Sfilata di partigiani (foto Olycom) 

Bandiera Bianca

Anche "Bella ciao" ha la sua cancel culture

Antonio Gurrado

La decontestualizzazione del canto partigiano ha finito per svilirne la portata semantica. A pochi giorni dal 25 aprile, è stato definito "divisivo" dal sindaco di un paese del Mantovano, che ha chiesto di non farla cantare ai bambini. Al suo posto? "Va Pensiero"

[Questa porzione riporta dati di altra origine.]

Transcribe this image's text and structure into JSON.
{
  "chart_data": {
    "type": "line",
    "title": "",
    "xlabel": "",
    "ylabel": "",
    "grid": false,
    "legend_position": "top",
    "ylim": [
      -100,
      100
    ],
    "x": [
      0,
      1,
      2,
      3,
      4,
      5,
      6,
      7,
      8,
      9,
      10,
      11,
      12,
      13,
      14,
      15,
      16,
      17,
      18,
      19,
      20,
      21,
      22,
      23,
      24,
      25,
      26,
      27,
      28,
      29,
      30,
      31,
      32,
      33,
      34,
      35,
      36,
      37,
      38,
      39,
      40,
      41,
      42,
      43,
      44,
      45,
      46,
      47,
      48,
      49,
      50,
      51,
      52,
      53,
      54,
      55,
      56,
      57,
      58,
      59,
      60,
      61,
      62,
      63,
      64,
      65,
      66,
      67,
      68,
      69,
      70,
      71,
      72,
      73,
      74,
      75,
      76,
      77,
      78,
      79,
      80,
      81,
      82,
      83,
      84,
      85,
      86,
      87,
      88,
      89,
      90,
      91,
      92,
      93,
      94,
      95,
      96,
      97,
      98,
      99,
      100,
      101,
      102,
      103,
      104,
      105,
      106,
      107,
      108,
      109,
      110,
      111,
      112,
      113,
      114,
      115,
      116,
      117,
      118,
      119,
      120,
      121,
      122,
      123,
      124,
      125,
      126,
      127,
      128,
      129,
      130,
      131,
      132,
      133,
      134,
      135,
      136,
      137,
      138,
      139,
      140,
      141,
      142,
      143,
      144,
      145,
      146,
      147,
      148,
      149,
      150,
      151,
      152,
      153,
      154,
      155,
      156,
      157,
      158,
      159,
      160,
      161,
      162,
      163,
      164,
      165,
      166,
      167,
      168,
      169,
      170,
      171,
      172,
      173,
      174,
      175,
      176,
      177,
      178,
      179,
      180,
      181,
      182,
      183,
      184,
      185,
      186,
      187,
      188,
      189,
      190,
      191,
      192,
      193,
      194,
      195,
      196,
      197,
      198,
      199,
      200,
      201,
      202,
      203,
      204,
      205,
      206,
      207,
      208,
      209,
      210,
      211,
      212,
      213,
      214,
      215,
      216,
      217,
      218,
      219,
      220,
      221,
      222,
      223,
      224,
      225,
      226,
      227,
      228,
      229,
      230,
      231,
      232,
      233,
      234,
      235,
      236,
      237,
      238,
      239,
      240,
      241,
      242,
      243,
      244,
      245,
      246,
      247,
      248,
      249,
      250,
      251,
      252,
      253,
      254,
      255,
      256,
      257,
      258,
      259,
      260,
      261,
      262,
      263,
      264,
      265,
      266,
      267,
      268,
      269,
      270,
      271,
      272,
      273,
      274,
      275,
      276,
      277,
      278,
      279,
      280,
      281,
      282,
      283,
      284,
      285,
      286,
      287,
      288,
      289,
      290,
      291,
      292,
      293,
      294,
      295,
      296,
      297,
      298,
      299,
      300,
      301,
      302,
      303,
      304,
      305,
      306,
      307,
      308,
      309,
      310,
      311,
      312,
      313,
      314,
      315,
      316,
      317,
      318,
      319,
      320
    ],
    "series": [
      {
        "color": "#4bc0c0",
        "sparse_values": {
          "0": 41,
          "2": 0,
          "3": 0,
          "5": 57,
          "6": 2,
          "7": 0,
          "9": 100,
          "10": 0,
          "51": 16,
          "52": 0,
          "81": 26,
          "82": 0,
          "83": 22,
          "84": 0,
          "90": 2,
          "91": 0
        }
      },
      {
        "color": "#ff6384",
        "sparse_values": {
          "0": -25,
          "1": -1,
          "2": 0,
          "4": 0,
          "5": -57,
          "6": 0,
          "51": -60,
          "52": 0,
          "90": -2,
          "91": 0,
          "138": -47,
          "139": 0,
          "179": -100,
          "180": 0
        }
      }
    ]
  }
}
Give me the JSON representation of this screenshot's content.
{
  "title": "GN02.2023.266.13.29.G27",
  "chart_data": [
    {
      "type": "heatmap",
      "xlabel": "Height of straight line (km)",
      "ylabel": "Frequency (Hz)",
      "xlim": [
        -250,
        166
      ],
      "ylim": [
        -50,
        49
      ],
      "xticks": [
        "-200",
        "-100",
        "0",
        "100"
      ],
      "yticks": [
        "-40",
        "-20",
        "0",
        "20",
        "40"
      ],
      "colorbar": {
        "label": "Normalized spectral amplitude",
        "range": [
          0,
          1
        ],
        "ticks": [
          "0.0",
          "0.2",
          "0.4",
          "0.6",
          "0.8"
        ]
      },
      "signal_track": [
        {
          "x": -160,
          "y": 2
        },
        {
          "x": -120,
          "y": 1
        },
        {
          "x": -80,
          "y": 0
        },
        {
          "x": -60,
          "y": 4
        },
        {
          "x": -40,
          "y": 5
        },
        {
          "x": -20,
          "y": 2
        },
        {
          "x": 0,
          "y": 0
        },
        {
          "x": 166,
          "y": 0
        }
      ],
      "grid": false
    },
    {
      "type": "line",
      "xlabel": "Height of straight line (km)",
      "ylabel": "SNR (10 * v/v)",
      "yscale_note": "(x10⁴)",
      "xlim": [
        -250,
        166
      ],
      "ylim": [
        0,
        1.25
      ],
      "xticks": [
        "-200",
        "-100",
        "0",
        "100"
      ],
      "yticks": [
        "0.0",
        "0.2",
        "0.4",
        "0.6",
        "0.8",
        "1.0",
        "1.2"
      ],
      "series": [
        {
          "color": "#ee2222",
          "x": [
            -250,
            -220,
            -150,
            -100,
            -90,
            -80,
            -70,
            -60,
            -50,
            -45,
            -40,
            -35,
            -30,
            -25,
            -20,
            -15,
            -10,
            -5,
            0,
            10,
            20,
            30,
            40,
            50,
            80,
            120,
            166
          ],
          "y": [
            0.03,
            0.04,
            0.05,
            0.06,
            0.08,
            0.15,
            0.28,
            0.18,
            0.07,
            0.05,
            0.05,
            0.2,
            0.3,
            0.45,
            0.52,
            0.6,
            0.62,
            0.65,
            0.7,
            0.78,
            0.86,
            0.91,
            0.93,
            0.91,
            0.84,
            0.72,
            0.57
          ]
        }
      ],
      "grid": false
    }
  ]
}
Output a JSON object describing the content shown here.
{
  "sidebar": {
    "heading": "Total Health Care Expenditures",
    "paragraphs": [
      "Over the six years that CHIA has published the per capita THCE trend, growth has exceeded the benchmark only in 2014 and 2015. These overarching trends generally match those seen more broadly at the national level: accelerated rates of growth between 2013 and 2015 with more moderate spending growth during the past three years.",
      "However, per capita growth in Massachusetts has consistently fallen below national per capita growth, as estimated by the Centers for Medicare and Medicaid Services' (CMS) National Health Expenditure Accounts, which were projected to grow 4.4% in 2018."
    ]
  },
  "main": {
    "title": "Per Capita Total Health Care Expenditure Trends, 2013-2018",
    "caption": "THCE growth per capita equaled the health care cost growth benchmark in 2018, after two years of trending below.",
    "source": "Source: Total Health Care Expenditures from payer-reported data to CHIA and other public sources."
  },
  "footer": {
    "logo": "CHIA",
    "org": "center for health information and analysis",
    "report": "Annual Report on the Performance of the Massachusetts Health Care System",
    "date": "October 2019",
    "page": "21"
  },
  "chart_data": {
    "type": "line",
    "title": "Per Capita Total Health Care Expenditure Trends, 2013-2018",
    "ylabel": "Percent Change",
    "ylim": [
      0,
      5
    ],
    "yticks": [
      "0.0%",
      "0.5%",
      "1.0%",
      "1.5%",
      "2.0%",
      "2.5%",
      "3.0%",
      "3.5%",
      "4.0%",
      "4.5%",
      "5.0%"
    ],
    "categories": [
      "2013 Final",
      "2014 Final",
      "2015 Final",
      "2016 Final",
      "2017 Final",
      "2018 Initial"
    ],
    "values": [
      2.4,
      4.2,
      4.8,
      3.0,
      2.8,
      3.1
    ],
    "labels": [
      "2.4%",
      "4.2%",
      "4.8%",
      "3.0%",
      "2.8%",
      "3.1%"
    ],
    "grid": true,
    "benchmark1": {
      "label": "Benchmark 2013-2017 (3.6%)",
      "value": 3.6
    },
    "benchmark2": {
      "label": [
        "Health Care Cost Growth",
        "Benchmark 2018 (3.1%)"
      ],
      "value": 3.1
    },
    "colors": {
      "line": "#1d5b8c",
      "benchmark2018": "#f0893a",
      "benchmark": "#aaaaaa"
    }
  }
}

E così “Bella ciao” è divisiva, almeno stando alla motivazione con cui il sindaco di un paesino del Mantovano ha chiesto alla scuola locale di non farla cantare ai bambini durante la cerimonia per la Liberazione. Sintetizzando, dunque, possiamo individuare un percorso siffatto: affermatasi nell’ambito di un contesto storico-ideologico ben definito, la canzone si è via via svincolata dal proprio significato letterale per assumerne uno più vasto e metaforico (ad esempio quando Michele Santoro l’ha cantata in diretta nel mezzo di uno studio televisivo attonito) e di lì ha intrapreso una repentina discesa verso la commercializzazione decontestualizzata, che l’ha resa hit da serie tv (“La casa di carta”) e paccottiglia da merchandising (le conseguenti magliette con “Bella ciao” stampato sotto la maschera di Dalì).

 

Ergo, così deprivata di senso e contesto, la canzone è arrivata sulle labbra di bambini inconsapevoli grazie all’impegno di maestri volenterosi che ne hanno conservato la musica sostituendo però alle parole un testo inglese di generico ambientalismo; se non che, ta-dàm, il contenuto storico-ideologico è stato ripescato in un agone politico che impone di fatto uno dei seguenti provvedimenti alternativi: la sostituzione della canzone con un’altra meno divisiva; l’individuazione di una canzone di segno opposto da cantarsi come contrappeso; l’eliminazione tout court dell’esibizione canora e fors’anche della cerimonia. Insomma, a “Bella ciao” è capitata la stessa sventura che già era toccata, che so, a “Tu scendi dalle stelle”; ed è interessante vedere oggi il 25 aprile trattato alla stregua di un qualsiasi 25 dicembre.